Not ready to retire, James bought a truck and began hauling propane and butane. He stayed at that until 1990.

Vera joined him on those trips and took her turns behind the wheel.

“I sold the truck and went to work for OPUBCO,” he said.

From 1990 to 1998, he hauled grain to Houston and returned to Oklahoma with rolls of newsprint for the paper.

It wouldn’t be accurate to say he’s retired now. In fact, he’s “done a lot of things” since then.

“I love farming, but I can’t even raise a garden,” he said.

Still, he raised some cattle and horses for the boys to ride.
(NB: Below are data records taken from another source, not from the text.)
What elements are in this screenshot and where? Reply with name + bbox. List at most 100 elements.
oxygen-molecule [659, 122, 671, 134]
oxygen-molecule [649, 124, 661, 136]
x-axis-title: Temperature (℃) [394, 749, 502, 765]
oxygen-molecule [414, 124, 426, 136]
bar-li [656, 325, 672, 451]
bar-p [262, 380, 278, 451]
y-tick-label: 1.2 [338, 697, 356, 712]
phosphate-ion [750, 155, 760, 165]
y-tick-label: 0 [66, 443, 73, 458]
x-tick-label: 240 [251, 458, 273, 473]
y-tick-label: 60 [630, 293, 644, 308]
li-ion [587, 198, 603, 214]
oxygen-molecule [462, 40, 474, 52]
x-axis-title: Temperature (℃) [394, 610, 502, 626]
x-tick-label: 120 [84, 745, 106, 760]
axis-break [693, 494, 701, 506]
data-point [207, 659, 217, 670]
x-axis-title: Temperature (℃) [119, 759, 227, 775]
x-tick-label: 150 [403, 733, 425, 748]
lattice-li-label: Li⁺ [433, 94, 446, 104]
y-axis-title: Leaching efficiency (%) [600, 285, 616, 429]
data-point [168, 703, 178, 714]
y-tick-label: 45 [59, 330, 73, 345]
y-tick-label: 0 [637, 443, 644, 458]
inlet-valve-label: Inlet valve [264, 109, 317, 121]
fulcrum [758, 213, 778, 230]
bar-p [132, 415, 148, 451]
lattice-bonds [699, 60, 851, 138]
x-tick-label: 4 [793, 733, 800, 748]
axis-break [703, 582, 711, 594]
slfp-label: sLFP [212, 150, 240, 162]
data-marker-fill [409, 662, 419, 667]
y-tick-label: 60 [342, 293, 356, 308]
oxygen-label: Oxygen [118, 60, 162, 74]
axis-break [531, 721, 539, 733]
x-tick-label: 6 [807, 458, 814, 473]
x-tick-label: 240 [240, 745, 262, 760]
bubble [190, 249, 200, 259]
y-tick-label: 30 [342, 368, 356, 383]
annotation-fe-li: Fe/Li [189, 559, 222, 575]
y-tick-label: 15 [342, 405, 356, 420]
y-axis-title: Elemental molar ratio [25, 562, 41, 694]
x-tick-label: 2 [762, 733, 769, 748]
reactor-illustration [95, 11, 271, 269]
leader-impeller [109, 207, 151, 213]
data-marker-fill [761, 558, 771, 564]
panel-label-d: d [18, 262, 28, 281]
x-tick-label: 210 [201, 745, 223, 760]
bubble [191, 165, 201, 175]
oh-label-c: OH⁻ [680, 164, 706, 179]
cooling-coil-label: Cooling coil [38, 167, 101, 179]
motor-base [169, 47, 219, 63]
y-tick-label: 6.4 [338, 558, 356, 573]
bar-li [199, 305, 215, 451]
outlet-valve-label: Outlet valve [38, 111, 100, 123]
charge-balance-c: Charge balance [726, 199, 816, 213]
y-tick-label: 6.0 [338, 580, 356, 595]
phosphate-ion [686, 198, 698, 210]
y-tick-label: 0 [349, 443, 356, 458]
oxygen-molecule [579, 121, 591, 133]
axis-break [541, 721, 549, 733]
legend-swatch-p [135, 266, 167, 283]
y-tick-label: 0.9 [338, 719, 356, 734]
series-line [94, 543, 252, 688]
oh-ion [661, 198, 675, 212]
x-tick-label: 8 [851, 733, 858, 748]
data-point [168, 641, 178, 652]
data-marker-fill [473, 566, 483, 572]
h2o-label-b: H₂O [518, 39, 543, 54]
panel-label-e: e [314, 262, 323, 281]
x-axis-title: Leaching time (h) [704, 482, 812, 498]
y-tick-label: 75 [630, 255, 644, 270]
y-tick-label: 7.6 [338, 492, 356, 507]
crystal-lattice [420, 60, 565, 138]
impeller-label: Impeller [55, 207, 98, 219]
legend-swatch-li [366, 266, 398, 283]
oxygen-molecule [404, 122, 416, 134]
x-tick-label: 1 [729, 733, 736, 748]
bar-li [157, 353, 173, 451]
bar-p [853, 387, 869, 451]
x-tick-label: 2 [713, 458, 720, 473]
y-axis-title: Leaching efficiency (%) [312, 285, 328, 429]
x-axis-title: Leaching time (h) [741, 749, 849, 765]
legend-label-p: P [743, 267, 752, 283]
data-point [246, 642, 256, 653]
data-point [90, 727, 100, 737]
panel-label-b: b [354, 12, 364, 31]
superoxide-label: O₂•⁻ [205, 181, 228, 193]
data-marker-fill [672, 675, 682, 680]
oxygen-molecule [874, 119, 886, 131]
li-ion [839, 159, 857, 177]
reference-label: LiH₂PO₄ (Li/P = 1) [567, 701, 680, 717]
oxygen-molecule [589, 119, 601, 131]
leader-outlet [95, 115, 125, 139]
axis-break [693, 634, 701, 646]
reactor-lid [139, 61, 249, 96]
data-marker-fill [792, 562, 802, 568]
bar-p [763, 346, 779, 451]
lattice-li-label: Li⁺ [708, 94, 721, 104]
He runs parts for Kenny Arnold when there’s a need and he helps out at his church, Calvary Holiness, where he is a deacon.

At the church, he does a lot of the upkeep and maintenance on the building and oversees contractors for projects too big for him to handle alone.

Vera is the church secretary/treasurer.

He runs errands for Vera who has to use a walker “so she doesn’t have to do them.”

He works in their yard “so the neighbors don’t talk about me.”

He and Vera lived at Tecumseh and McLoud before moving back to McClain County where they purchased an acreage seven miles south of Purcell.

They have since moved into Purcell.

All those years on the road meant James and Vera saw more of the country than many do.

“We traveled all over the U.S.,” he said. “I believe in the 48 states, whatever your likes, you can find in the United States.

“I’ve enjoyed it – truck driving and traveling around,” he said. “I taught my son and wife to drive trucks.”

But wherever the roads led, Purcell has always meant home.